To już 6. edycja „Love Island. Wyspa miłości”, którą mogę śledzić widzowie. Format niezmiennie prowadzi Karolina Gilon, jednak we wtorkowym odcinku zaskoczyła fanów asertywnością. Wszystko zaczęło się od podejrzeń ze strony twórców, którzy zaczęli się domyślać, że jeden z uczestników – Daniel Różański – jest w związku poza programem. Uczestnicy reality-show poszukują na oczach widzów miłości, więc byłoby to niezgodne z regulaminem. Dodatkowo 28-latek miał wysyłać znaki do swojej partnerki. W różnych miejscach umieszczał literę „T” – pierwszą literę imienia wspomnianej dziewczyny. Pozostali uczestnicy zdecydowali, że chłopak musi opuścić program, a razem z nim wyszła Natalia, która była z nim w parze.
Producenci wiedzieli, że Daniel ma dziewczynę?
Głos zabrała także dziewczyna, która twierdzi, że Daniel oszukał widzów i w rzeczywistości był z nią w związku. Tay Machado, modelka, zdradziła, że twórcy „Love Island. Wyspa miłości” mieli wiedzieć o sytuacji od samego początku. – Kilka dni przed tym, jak rozpoczął się program, publikowaliśmy wspólne zdjęcia. Producenci też wiedzieli, bo im powiedziałam – wyznała. Tay Machado powiedziała też, jak się czuła, oglądając na ekranie swojego partnera. – Przez te wszystkie dni oglądałam, cierpiałam, płakałam i nie spałam, gdy wszyscy plotkowali na temat mojego życia – dodała. Celebrytka nie ukrywała, jak bardzo bolała cała sytuacja i przekazała Danielowi, że ich związek przeszedł do historii. – Jestem pod wrażeniem, że skłamał. Moja ex, pozwólcie, że pokażę jakieś zdjęcia i nagrania z Malagi. Tak Daniel, teraz będę twoją ex. Więc dowiedz się, kiedy przestać grać w grę – zakończyła.

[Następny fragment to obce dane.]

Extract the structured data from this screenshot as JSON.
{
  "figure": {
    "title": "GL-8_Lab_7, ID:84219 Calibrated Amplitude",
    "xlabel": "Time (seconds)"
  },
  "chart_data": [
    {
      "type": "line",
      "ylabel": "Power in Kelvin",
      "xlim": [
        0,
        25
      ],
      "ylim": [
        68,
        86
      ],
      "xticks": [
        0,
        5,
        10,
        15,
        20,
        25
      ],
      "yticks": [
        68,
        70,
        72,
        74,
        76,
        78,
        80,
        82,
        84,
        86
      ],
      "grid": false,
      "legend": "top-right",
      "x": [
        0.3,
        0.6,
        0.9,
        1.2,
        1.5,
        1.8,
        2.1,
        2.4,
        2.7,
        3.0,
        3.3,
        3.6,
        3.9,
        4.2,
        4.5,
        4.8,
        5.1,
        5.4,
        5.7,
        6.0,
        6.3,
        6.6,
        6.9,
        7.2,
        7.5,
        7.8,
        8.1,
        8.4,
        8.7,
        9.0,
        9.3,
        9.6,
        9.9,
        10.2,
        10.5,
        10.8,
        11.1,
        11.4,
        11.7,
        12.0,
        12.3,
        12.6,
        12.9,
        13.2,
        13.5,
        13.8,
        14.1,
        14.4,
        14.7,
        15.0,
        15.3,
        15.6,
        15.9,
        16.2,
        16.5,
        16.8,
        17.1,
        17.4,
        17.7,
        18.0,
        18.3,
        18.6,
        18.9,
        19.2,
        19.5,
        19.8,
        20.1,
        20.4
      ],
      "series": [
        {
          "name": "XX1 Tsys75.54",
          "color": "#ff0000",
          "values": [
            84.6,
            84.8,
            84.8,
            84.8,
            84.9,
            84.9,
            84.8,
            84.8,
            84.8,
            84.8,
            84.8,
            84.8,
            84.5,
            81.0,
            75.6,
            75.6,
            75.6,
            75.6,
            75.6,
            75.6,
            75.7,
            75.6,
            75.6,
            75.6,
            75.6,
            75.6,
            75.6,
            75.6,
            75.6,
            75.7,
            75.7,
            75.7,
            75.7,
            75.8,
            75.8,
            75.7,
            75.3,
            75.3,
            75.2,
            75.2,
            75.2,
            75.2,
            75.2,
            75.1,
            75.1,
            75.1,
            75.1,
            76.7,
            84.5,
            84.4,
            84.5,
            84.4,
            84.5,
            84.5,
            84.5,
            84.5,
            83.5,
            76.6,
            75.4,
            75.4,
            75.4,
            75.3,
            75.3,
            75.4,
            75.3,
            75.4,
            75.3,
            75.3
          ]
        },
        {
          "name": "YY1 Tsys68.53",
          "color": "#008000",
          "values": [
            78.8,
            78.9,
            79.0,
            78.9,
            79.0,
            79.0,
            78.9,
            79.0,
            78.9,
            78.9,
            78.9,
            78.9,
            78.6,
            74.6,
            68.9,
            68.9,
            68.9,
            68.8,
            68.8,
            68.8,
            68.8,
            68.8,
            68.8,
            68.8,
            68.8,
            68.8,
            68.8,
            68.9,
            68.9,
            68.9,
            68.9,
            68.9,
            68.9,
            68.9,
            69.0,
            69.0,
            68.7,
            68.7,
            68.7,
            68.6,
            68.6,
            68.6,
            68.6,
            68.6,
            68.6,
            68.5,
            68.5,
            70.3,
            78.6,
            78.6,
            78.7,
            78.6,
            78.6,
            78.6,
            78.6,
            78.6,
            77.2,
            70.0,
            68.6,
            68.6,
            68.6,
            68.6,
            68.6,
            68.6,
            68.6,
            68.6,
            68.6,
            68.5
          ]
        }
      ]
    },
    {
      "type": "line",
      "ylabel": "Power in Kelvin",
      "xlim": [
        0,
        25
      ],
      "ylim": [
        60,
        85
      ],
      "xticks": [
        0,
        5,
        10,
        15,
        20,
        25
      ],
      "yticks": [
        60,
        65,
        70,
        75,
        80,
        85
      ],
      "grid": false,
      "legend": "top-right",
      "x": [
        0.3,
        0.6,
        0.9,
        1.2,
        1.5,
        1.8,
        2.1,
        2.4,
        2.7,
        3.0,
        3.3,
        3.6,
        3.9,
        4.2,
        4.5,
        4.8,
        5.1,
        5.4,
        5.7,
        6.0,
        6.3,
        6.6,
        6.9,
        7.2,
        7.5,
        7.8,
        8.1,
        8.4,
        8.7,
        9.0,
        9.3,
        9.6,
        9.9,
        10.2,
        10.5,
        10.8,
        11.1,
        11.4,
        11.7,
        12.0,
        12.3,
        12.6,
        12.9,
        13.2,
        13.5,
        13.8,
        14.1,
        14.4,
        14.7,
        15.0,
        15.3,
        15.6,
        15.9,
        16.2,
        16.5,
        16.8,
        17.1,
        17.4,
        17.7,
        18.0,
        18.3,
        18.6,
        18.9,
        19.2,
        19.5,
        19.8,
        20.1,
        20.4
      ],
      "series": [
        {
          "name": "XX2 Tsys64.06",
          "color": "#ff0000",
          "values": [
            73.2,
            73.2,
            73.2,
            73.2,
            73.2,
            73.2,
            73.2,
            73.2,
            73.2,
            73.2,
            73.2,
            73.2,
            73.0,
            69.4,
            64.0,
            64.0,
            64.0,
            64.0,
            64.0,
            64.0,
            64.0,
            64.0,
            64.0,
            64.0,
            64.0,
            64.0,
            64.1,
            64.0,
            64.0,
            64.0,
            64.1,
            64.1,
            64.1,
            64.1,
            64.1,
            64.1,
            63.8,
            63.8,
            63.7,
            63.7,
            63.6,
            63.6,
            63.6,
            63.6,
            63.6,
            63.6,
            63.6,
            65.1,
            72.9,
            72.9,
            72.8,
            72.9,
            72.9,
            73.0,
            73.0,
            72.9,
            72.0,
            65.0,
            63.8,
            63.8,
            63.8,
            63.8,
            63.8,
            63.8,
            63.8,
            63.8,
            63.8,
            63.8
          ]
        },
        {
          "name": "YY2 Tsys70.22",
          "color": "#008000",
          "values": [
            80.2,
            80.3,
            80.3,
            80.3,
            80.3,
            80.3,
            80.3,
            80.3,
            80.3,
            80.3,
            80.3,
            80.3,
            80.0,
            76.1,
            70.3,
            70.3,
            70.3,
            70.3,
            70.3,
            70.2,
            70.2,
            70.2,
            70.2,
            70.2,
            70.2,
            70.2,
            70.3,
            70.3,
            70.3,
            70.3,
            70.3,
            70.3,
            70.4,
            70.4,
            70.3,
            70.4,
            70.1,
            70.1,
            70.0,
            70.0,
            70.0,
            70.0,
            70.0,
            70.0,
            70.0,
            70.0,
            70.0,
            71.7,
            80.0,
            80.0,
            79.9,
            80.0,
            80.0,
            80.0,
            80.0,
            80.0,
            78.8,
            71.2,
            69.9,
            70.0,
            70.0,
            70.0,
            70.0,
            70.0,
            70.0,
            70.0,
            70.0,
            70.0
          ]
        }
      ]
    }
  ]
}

„Love Island. Wyspa miłości”. Natalia zabiera głos
Teraz sytuację skomentowała Natalia, uczestniczka, która solidarni opuściła „Love Island. Wyspa miłości” razem z Danielem. Dziewczyna w rozmowie z Plejadą opowiedziała, jak zaczęła się jej relacja z Różańskim. – Zaczęliśmy się lepiej poznawać. Okazało się, że mamy ze sobą wiele wspólnego. Fajnie się dogadywaliśmy i nasza relacja zaczęła się rozwijać – relacjonowała. Przyznała też, że od kiedy weszła do programu, Daniel nie wysłał znaków dziewczynie, podkreśliła też, że wiedziała o jej istnieniu. – Już na randce powiedział mi, że ma toksyczną byłą dziewczynę, która nie daje mu za bardzo żyć. Z troski o jej zdrowie psychiczne traktował ją w taki, a nie inny sposób. Nie, że dawał jej nadzieję, ale nie chciał, żeby dziewczyna się załamała. Nie chciał, żeby sobie coś zrobiła i nie przysporzyła mu kłopotów przez działanie w internecie. Miała różne filmiki, on jej nagrywał, że wszystko będzie w porządku. Program był dla niego sposobem ucieczki od tej dziewczyny, bo nie miała wtedy do niego żadnego dostępu – mówiła.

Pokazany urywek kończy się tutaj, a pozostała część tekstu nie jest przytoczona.